As exportações de ouro aumentaram 140% desde o ano passado. O volume de vendas já vai em 519 milhões de euros. Isto significa que, no final de 2012, pode chegar a 1,8% do total de exportações – um número inédito.
Os dados constam do relatório do grupo de trabalho sobre a compra e venda de ouro que será discutido na próxima semana, na Comissão Parlamentar de Economia, a que o SOL teve acesso.
As exportações de ouro vinham a sofrer uma quebra continuada até 2008. A partir daí, começaram a disparar. Ou seja, à medida que a crise económica se agravou, aumentaram as exportações.
A explicação deste facto deve-se à proliferação, na mesma altura, das lojas de compra de ouro, muito procuradas por pessoas com dificuldades financeiras que optam por se desfazer de valores para ter dinheiro vivo na carteira.

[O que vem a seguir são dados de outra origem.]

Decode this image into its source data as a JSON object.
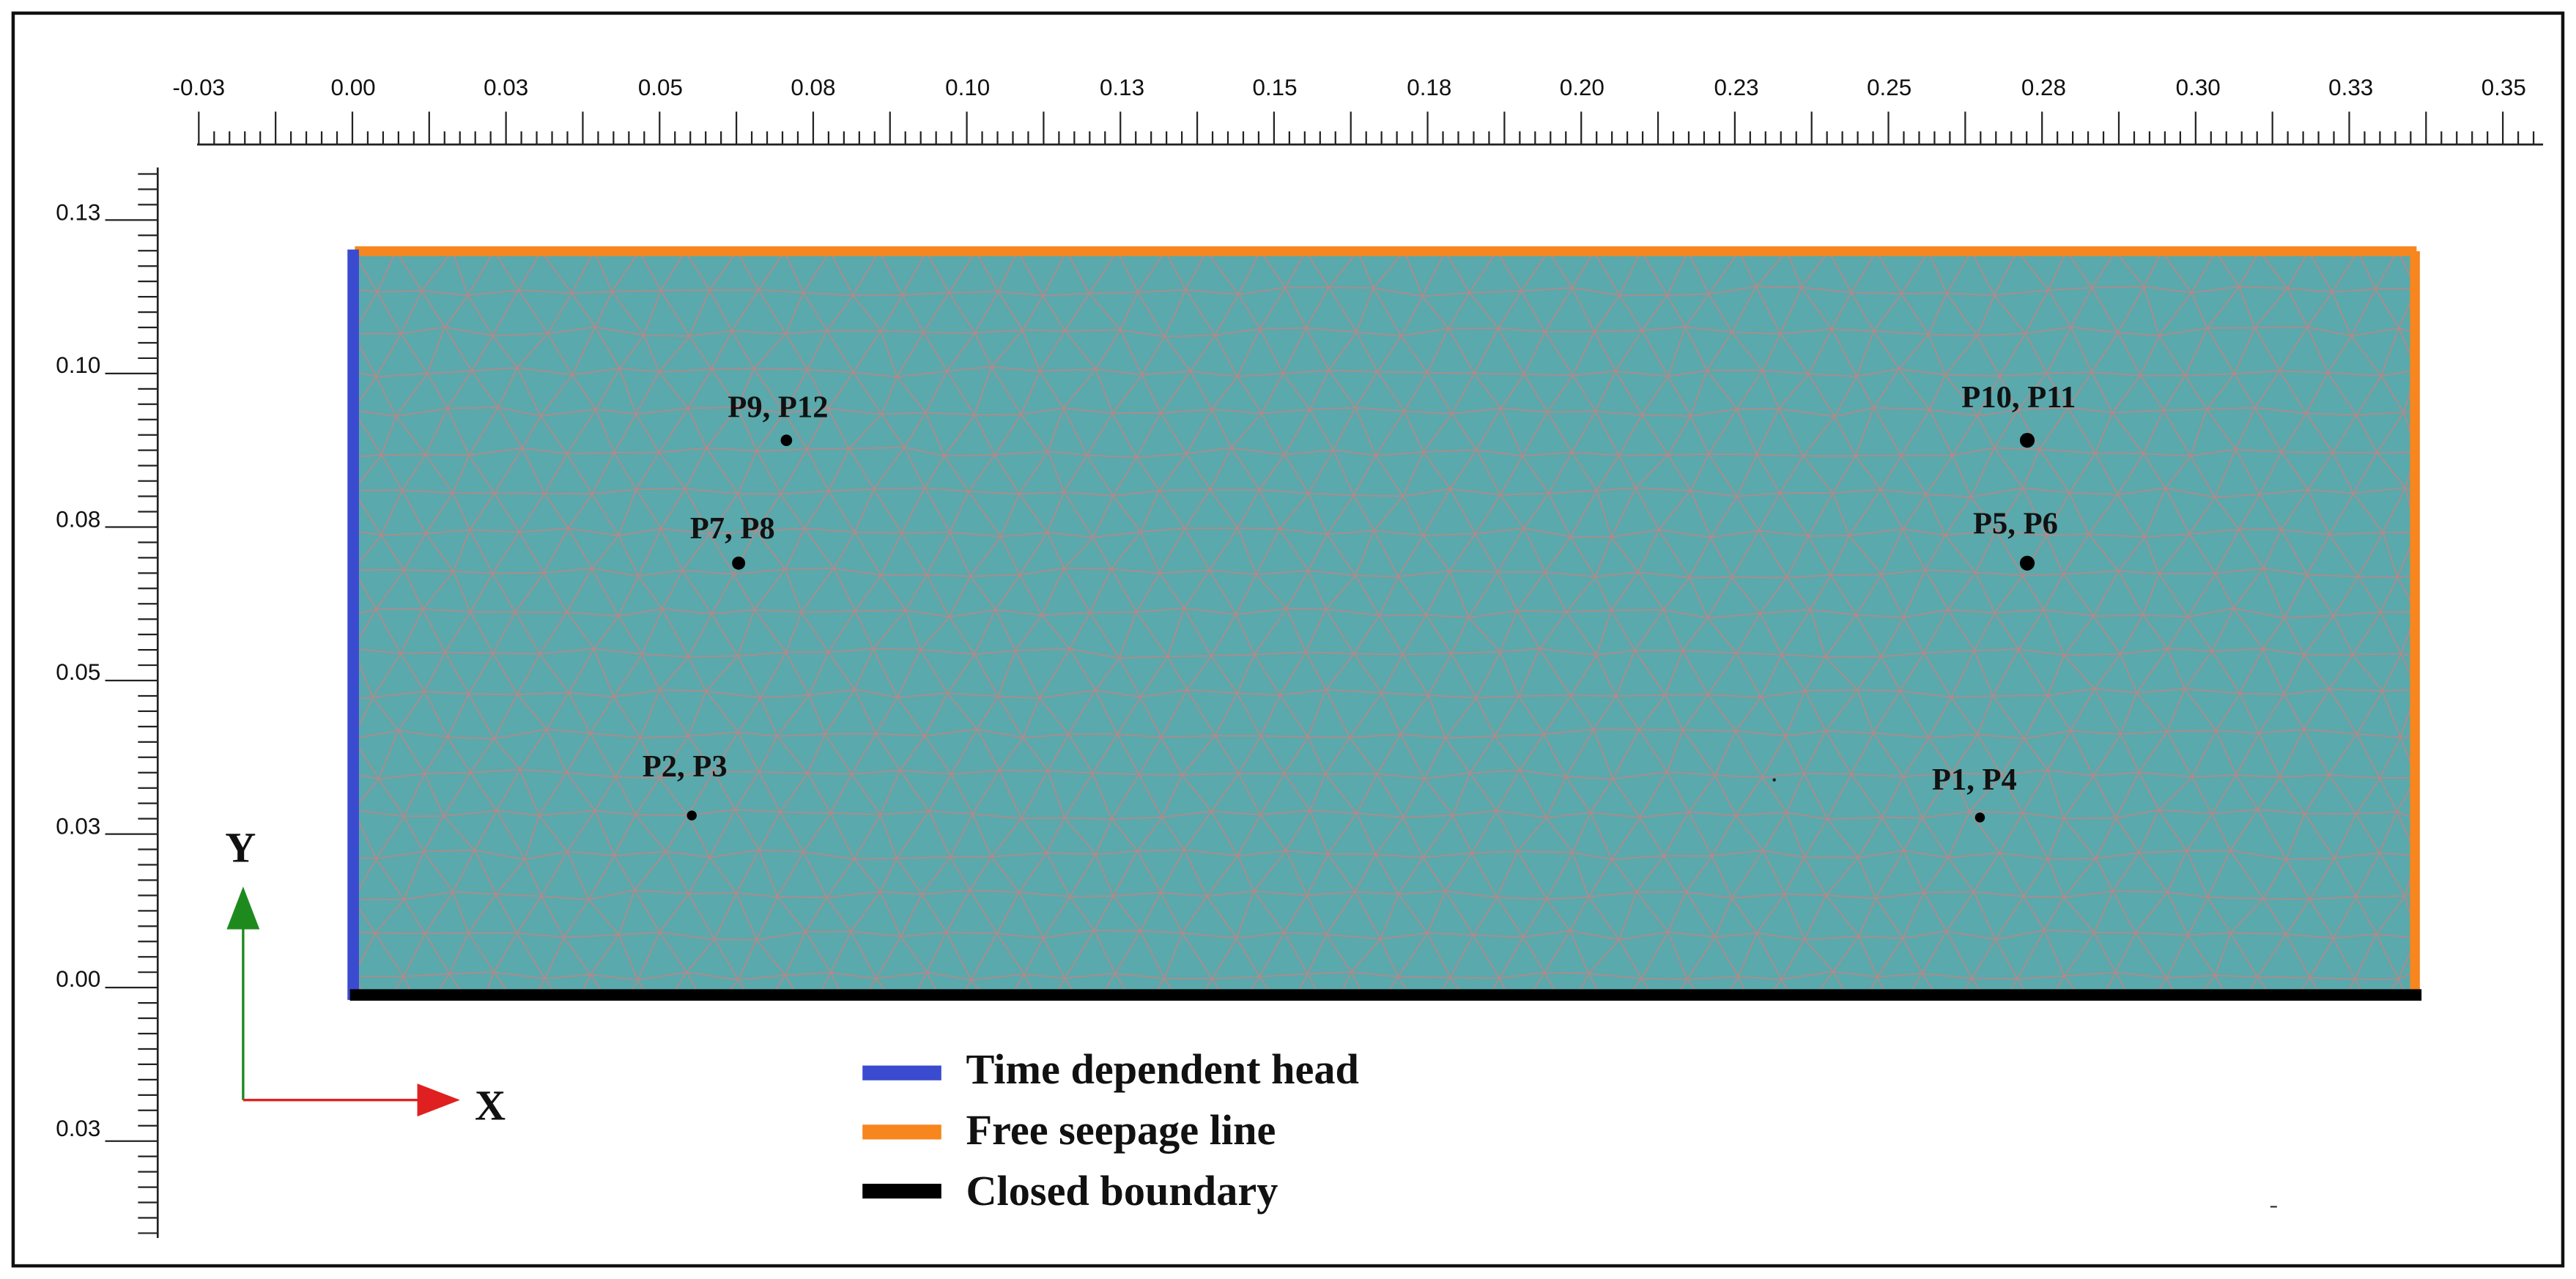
{
  "top_ruler": {
    "labels": [
      "-0.03",
      "0.00",
      "0.03",
      "0.05",
      "0.08",
      "0.10",
      "0.13",
      "0.15",
      "0.18",
      "0.20",
      "0.23",
      "0.25",
      "0.28",
      "0.30",
      "0.33",
      "0.35"
    ]
  },
  "left_ruler": {
    "labels": [
      "0.13",
      "0.10",
      "0.08",
      "0.05",
      "0.03",
      "0.00",
      "0.03"
    ]
  },
  "domain": {
    "fill_color": "#5aa9ac",
    "mesh_color": "#b48a8a"
  },
  "boundaries": {
    "time_dependent_head_color": "#3b4bd0",
    "free_seepage_color": "#f7861e",
    "closed_boundary_color": "#000000"
  },
  "points": [
    {
      "label": "P9, P12",
      "x": 0.0705,
      "y": 0.0887
    },
    {
      "label": "P7, P8",
      "x": 0.0627,
      "y": 0.0687
    },
    {
      "label": "P2, P3",
      "x": 0.0551,
      "y": 0.0276
    },
    {
      "label": "P10, P11",
      "x": 0.2724,
      "y": 0.0887
    },
    {
      "label": "P5, P6",
      "x": 0.2724,
      "y": 0.0687
    },
    {
      "label": "P1, P4",
      "x": 0.2647,
      "y": 0.0273
    }
  ],
  "coordinate_axes": {
    "y_label": "Y",
    "x_label": "X",
    "y_color": "#1e8a1e",
    "x_color": "#e02020"
  },
  "legend": {
    "items": [
      {
        "label": "Time dependent head",
        "color": "#3b4bd0"
      },
      {
        "label": "Free seepage line",
        "color": "#f7861e"
      },
      {
        "label": "Closed boundary",
        "color": "#000000"
      }
    ]
  }
}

«As exportações estão a ser aumentadas artificialmente à custa das pessoas em dificuldades que se desfazem dos seus bens», explica ao SOL a deputada socialista e coordenadora do grupo de trabalho, Eurídice Pereira.

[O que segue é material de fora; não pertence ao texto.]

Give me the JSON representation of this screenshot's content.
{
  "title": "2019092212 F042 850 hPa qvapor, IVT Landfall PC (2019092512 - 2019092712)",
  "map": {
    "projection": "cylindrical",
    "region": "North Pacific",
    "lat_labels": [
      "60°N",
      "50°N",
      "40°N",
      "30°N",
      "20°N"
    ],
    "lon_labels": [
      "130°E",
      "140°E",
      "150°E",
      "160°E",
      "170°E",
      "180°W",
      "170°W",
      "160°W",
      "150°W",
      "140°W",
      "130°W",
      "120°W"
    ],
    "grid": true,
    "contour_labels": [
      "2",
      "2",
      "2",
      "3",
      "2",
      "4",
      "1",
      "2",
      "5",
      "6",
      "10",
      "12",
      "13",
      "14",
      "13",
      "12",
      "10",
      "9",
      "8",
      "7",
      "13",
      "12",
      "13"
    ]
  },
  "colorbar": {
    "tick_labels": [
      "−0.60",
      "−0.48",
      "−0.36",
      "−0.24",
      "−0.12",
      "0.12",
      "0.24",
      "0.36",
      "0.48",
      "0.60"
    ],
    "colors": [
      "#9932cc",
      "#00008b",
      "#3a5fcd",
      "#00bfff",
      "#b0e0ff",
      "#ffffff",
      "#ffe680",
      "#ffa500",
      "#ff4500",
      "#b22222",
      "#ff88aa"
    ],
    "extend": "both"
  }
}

Só nos primeiros meses deste ano, foram vendidas 13,7 toneladas de ouro (em pó, formas brutas ou semi-manufacturado), «um valor recorde desde o ano 2000», lê-se no relatório.

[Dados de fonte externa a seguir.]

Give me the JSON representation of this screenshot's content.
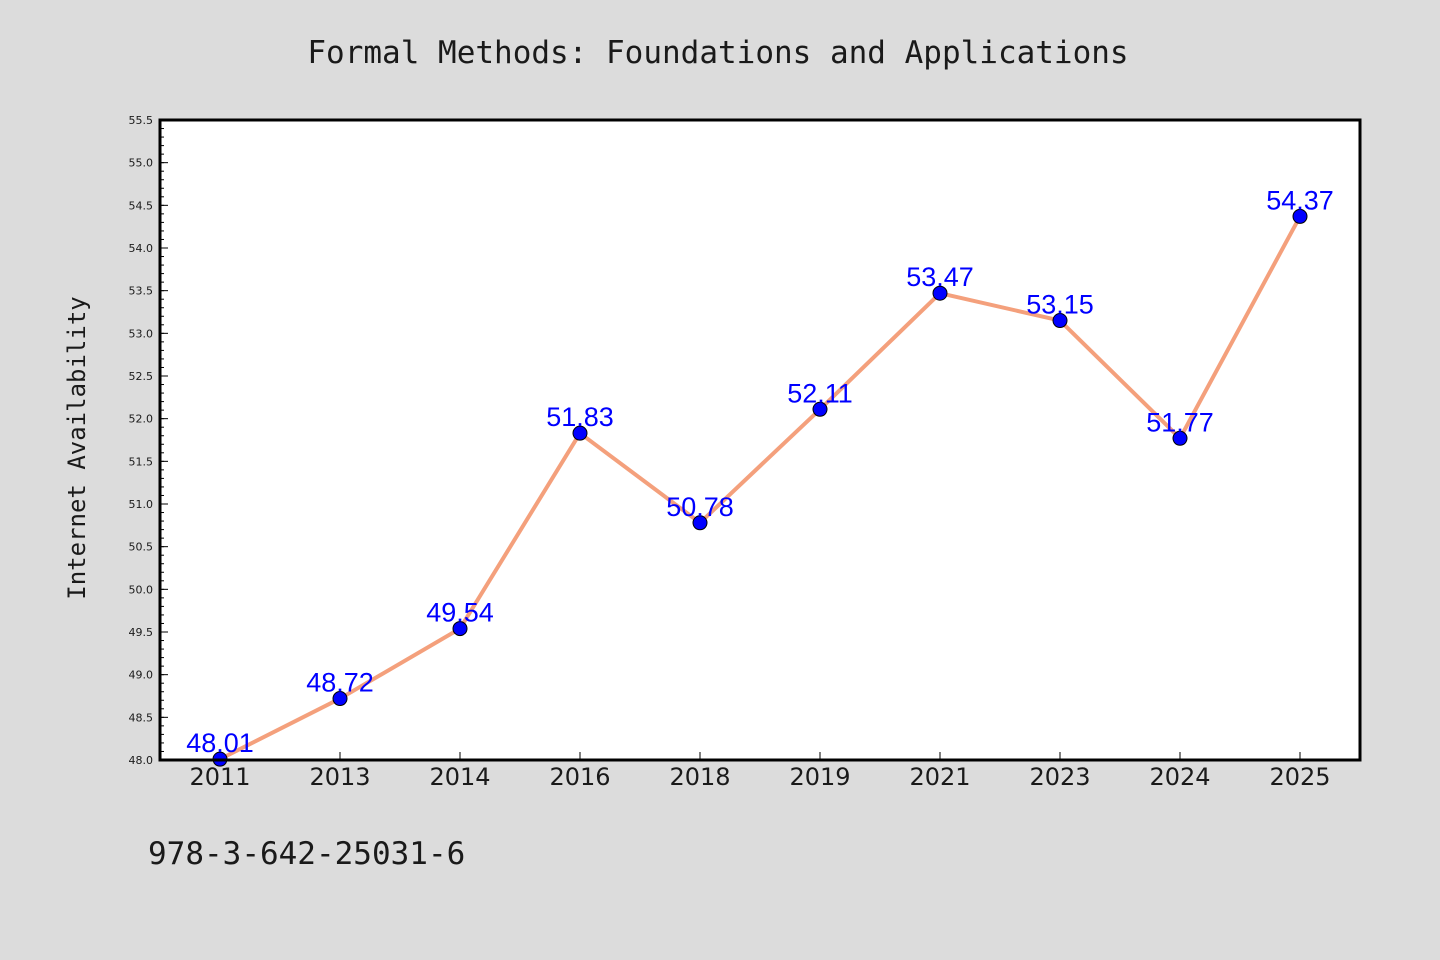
{
  "figure": {
    "isbn": "978-3-642-25031-6"
  },
  "chart_data": {
    "type": "line",
    "title": "Formal Methods: Foundations and Applications",
    "xlabel": "",
    "ylabel": "Internet Availability",
    "categories": [
      "2011",
      "2013",
      "2014",
      "2016",
      "2018",
      "2019",
      "2021",
      "2023",
      "2024",
      "2025"
    ],
    "values": [
      48.01,
      48.72,
      49.54,
      51.83,
      50.78,
      52.11,
      53.47,
      53.15,
      51.77,
      54.37
    ],
    "data_labels": [
      "48.01",
      "48.72",
      "49.54",
      "51.83",
      "50.78",
      "52.11",
      "53.47",
      "53.15",
      "51.77",
      "54.37"
    ],
    "ylim": [
      48.0,
      55.5
    ],
    "yticks": [
      "48.0",
      "48.5",
      "49.0",
      "49.5",
      "50.0",
      "50.5",
      "51.0",
      "51.5",
      "52.0",
      "52.5",
      "53.0",
      "53.5",
      "54.0",
      "54.5",
      "55.0",
      "55.5"
    ],
    "grid": false,
    "legend": "none",
    "colors": {
      "line": "#f4a07c",
      "marker": "#0000ff",
      "label": "#0000ff",
      "background": "#dcdcdc",
      "plot_area": "#ffffff"
    }
  }
}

«Desde 2008 que se tem vindo a assistir a um incremento das exportações de ouro, tendo nesse mesmo ano a expedição deste metal representado 0,1% do total das exportações de bens», acrescenta o documento. Nos primeiros meses do ano, o número já vai em 1,2%. A manter-se o ritmo, 2012 fechará com o ouro a valer 1,8% do total das exportações.
A esmagadora maioria é vendida à Bélgica (60%), seguindo-se a Espanha (23%) e a Itália (14%).
Em contrapartida, as importações de ouro têm vindo a diminuir desde 2000.
No que diz respeito às lojas de compra de ouro, estas aparecem registadas como ourivesarias – a actual legislação não permite fazer a distinção. Segundo dados fornecidos pela Imprensa Nacional Casa da Moeda, de 2010 para 2011, o número de novos estabelecimentos aumentou 28,5%. Ao todo, existem hoje 5.055 lojas de ourivesaria.
Governo deve mudar a lei para regular o negócio
Uma das propostas que sairá do grupo de trabalho é precisamente a da alteração da legislação (o regulamento da contrastaria) para que o comércio de metais preciosos seja tratado de forma autónoma em relação ao comércio de artefactos em metais preciosos (jóias). Os deputados, no entanto, deverão sugerir que o processo seja conduzido pelo Governo, dada a «tecnicidade» em causa. Outro objectivo na alteração da lei é a protecção dos direitos dos cidadãos que vendem os seus bens em ouro e que devem ser informados com transparência da cotação diária daquele metal.
Em termos territoriais, o aumento de ourivesarias (devido ao presumível aumento de casas de compra de ouro) foi maior em Beja (mais 56%), Évora (56%), Faro (40%) e Aveiro (38%).
Os dados revelam ainda que as casas de penhores passaram no último ano de 112 para 127.
15 mil milhões em barras
O Banco de Portugal tem 15 mil milhões de euros em barras de ouro. São 382,5 toneladas, o que torna Portugal o 14.º país do mundo com mais reservas de ouro. Os dados são do próprio Banco de Portugal e foram divulgados esta semana.
A quantidade deste metal precioso tem-se mantido estável ao longo dos anos. O que variou foi a cotação, que disparou, fazendo com que só num ano, o ouro do Estado português tenha valorizado cerca de 1.985 milhões de euros.